Basque youth explore Reno during Udaleku culture camp
July 16, 2018
Reno is experiencing a heatwave this week but that didn’t keep Udaleku campers from playing volleyball, spike ball, horseshoes and practicing dancing at Rancho San Rafael park Thursday. The youngsters, ages 10 to 15, played in the shade of nearby trees, while some merely lounged and others played the card game mus under a covered gazebo. Temperatures reached 96 in the afternoon.
The day’s outing also included a visit to the Basque Sheepherder Monument in the park, plus a tour of the Center for Basque Studies at University of Nevada Reno. When they aren’t on local day trips, the campers are taking classes in the hall at St. John Presbyterian Church in Reno. Several teachers have been brought from the Basque Country to teach some of the classes. Ten young aides, many of them graduates of Udaleku, also help out.
Many of the campers have attended Udaleku several times already. Naia Urruty, 15, of San Francisco and Elise Iturriria, 14, of Bakersfield, are good friends, who met at Udaleku in San Francisco two summers ago. But the only time they see each other is at the two-week camp.
Asked about her favorite aspect of camp, Urruty said “hanging out with my friends and meeting new Basque-Americans.” She first came to Udaleku because both her parents had attended when they were young and told her how much fun it was.
Mari Beristain, 15, is from Las Vegas, where there aren’t too many Basque families. Her family “is the majority of the Basque club” and it’s too small to have a dance group, so the only place she can learn Basque dances is at camp.The best part of Udaleku, however, is making friends, she said.
The 100 students at the camp is the largest number ever hosted by the Reno Basque community. The campers stay with local families.

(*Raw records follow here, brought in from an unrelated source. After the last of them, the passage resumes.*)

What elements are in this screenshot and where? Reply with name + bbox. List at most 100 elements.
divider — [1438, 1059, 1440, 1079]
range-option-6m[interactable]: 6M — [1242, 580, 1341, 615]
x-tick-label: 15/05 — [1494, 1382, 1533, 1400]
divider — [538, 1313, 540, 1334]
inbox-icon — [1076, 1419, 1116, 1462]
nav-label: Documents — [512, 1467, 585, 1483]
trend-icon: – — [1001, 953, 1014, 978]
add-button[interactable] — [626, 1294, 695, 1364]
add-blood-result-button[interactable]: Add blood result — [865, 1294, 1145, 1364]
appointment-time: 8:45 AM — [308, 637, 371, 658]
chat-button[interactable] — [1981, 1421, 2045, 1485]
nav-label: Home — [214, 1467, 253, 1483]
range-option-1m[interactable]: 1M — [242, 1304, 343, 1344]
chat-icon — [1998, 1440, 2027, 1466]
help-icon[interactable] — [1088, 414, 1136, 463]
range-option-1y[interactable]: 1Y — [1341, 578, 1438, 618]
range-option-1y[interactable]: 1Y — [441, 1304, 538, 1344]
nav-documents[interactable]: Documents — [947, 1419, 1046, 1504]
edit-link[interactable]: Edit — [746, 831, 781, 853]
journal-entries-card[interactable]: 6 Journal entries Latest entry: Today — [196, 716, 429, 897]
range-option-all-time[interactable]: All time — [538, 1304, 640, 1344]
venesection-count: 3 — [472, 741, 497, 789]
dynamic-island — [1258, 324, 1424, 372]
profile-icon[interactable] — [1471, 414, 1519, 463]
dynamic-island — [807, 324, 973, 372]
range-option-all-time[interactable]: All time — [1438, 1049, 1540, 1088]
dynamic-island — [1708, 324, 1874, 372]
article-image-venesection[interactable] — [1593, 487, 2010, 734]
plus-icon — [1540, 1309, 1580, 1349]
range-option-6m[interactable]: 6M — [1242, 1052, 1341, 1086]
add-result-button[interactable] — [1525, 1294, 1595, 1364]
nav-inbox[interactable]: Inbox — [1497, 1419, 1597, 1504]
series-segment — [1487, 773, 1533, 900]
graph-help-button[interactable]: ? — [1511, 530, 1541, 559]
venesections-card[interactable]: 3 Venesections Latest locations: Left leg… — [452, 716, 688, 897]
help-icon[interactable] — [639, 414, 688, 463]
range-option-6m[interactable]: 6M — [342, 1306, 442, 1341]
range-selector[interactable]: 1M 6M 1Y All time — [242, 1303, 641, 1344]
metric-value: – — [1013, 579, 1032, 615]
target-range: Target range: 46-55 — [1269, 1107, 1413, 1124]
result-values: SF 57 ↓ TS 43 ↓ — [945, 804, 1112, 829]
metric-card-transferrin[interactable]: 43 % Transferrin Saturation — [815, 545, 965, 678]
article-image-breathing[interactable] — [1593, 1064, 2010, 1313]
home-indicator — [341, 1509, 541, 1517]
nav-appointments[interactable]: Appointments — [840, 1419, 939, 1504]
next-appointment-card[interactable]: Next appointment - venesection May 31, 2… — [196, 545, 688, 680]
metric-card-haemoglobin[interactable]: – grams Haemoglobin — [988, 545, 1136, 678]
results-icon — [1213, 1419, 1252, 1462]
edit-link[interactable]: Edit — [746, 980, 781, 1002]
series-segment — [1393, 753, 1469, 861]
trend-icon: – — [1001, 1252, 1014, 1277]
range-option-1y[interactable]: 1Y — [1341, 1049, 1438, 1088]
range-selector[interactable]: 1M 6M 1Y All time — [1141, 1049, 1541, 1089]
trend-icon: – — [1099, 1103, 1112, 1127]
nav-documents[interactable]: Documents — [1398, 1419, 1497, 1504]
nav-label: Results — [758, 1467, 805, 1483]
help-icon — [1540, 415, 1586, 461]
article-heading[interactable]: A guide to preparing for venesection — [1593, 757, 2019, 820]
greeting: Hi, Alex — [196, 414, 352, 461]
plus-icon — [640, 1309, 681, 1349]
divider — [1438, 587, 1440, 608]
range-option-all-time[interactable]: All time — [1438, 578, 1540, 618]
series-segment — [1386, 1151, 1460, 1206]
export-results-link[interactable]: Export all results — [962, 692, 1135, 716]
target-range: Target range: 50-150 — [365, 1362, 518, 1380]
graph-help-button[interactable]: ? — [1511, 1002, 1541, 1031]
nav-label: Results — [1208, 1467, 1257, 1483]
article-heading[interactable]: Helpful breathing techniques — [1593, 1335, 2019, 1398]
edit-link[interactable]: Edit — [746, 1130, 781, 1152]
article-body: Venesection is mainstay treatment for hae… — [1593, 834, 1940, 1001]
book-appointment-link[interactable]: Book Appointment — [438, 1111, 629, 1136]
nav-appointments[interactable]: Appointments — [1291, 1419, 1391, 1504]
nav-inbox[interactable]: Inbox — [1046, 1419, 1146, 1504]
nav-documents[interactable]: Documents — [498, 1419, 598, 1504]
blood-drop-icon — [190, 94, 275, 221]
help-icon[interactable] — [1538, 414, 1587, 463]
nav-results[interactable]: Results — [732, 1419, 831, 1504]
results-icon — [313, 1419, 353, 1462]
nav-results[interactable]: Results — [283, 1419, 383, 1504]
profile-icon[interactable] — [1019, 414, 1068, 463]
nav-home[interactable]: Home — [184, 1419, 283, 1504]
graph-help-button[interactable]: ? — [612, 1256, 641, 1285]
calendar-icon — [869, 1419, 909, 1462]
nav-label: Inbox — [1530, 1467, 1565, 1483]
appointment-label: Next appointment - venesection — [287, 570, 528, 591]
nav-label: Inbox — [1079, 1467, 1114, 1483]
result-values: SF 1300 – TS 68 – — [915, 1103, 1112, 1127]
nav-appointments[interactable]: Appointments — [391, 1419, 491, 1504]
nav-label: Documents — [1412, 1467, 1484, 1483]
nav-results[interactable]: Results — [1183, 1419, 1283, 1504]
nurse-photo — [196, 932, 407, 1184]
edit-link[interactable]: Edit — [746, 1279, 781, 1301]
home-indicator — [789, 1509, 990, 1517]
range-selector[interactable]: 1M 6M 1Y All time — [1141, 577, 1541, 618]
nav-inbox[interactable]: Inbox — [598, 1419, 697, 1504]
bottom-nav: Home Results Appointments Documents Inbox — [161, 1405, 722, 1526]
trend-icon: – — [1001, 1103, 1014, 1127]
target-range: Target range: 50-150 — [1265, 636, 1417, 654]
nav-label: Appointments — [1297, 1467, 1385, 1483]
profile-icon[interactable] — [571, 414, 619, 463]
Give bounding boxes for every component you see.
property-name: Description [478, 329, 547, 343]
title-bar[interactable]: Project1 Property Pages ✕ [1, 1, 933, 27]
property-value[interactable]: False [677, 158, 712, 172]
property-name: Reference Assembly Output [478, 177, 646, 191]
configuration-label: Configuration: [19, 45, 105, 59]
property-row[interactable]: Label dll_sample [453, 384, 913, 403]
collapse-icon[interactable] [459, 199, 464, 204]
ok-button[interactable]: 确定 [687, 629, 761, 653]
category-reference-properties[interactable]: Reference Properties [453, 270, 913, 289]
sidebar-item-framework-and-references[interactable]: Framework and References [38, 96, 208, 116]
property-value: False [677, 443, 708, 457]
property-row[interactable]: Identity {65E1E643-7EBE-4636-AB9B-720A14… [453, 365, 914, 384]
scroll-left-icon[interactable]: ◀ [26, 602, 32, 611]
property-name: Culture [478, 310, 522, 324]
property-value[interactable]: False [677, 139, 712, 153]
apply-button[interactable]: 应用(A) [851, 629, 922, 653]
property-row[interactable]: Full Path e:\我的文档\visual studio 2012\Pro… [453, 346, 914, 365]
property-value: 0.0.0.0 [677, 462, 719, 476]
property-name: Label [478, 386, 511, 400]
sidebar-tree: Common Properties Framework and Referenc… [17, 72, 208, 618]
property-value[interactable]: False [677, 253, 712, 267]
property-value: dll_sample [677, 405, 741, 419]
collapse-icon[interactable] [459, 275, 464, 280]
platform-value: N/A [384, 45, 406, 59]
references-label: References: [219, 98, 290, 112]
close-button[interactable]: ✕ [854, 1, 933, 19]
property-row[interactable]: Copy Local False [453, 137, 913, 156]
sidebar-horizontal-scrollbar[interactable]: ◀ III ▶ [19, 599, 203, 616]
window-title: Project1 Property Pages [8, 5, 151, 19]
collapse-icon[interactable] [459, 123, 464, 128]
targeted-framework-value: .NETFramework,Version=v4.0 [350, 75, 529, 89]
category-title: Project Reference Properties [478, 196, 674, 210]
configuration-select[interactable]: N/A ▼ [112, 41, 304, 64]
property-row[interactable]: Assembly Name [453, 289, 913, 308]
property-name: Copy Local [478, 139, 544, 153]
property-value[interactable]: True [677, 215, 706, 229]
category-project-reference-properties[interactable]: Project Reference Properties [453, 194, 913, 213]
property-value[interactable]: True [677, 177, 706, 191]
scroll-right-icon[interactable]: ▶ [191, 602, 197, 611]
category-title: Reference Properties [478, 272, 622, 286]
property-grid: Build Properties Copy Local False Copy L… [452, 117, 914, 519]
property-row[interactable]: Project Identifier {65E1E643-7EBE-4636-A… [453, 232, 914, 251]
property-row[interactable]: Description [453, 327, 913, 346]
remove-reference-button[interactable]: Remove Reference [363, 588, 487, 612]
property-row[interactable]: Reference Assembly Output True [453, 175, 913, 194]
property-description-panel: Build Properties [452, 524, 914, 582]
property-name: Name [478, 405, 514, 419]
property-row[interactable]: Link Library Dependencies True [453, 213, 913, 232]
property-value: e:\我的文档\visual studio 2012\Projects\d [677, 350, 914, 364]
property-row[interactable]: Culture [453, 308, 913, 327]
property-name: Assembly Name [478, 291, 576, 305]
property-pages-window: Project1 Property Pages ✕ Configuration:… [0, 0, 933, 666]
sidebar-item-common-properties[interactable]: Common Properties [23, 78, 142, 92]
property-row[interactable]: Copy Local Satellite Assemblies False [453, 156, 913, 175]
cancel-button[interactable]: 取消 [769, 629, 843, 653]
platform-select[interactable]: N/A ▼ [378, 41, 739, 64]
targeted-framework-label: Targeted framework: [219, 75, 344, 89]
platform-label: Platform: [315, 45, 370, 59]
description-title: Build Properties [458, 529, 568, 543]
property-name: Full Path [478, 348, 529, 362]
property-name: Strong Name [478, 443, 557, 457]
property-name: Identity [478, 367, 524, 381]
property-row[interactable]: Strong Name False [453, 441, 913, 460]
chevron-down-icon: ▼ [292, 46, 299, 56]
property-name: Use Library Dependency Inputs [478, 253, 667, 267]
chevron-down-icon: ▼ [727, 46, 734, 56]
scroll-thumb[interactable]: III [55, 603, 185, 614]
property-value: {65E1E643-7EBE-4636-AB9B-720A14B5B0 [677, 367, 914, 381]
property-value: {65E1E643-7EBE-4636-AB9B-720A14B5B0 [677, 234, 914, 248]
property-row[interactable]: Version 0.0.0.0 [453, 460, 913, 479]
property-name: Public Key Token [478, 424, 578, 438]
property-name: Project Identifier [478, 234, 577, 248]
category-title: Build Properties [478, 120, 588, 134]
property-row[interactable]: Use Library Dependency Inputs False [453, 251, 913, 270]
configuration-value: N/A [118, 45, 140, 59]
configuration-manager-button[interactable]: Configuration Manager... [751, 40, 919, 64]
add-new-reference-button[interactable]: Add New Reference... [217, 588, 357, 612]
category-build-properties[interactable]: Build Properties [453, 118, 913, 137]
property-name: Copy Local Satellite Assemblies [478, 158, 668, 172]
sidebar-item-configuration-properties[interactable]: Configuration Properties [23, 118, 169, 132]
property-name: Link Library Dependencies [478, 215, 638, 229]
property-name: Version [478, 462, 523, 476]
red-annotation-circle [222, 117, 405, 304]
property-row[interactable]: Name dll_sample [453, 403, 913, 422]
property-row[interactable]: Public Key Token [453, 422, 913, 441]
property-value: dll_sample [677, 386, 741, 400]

“Everybody stepped up,” noted organizer Kate Camino. “I’m proud of the Reno community.” Many Basque people live in the Reno area, she said, but the Basque club is small. As a result, it’s harder to find families to house and transport the youngsters to their activities.
They had people who volunteered right away, said housing coordinator Dominica Zubillaga, but when they reached out to local Basques – even those who used to be members of the club but were not anymore – they were happy to help out. As a result, said Camino, they were able accommodate everyone on the waiting list.
The Basque summer camp moves to a different Basque community every year, to share the job of organizing it. Last year it was in Chino, Calif., but it also rotates to San Francisco and Bakersfield, Calif., Boise, Idaho and Salt Lake City, Utah, places where strong Basque clubs have plenty of members who volunteer to help out.
The camp is sponsored by the North American Basque Organizations, an umbrella group for the U.S.’ many Basque clubs. The purpose of the camp is to teach Basque-American youth about their unique culture. The campers come from Basque communities all over the western U.S.
Originally it was known as Basque Music Camp, and although the name has changed, the camp still offers txistu classes. The other daily classes are Basque culture, dance, mus and pala – a Basque version of racquetball.
Jean Pierre Etcheverry says his favorite classes at camp are mus and Euskera. Some of his classmates have questioned why they should learn Basque, because “it’s going to be a dead language.” For Etcheverry, learning the language is his way of keeping it alive. He tries to practice it back home in Bakersfield with family and friends who speak it.
Euskera teacher Ane Albisu, who teaches language classes in the Basque Country, admits teaching the campers Euskera is difficult, because they don’t have the strongest motivation. “In the Basque Country, to be Basque means speaking the language. Here, to be Basque is to dance,” she said, referring to the fact that many Basque-American youths dance in their local Basque dance group and perform at local festivals. In fact, the campers are learning dances for a special performance at St. John’s on Friday, July 20.
Monique Flesher of Salt Lake City, Utah has been teaching the card game mus at the camp for several years. Dancing and mus, which employs several Basque terms, are the most useful cultural connections the kids learn, she noted. Afterwards, they can go to any Basque celebration and join in the dancing, even if they don’t know anyone. And they can visit the Basque Country and play mus with relatives, even if they don’t speak the same language. But the best result of the camp, she said, is the friendships they forge with other Basque-Americans..
“They look forward to seeing each other at the festivals,” said Flesher. In fact, those friendships serve to tie together Basque communities, a goal that the initial NABO delegates were hoping for when they came up with the idea of the camp in 1974.
“I wanted to see what this camp was like,” said Sabrina Davis, 10, of Sacramento, Calif., as she practiced handball. Her mother encouraged her to attend because she could stay with her Zubillaga cousins in Reno and not be so homesick. “It’s pretty fun.”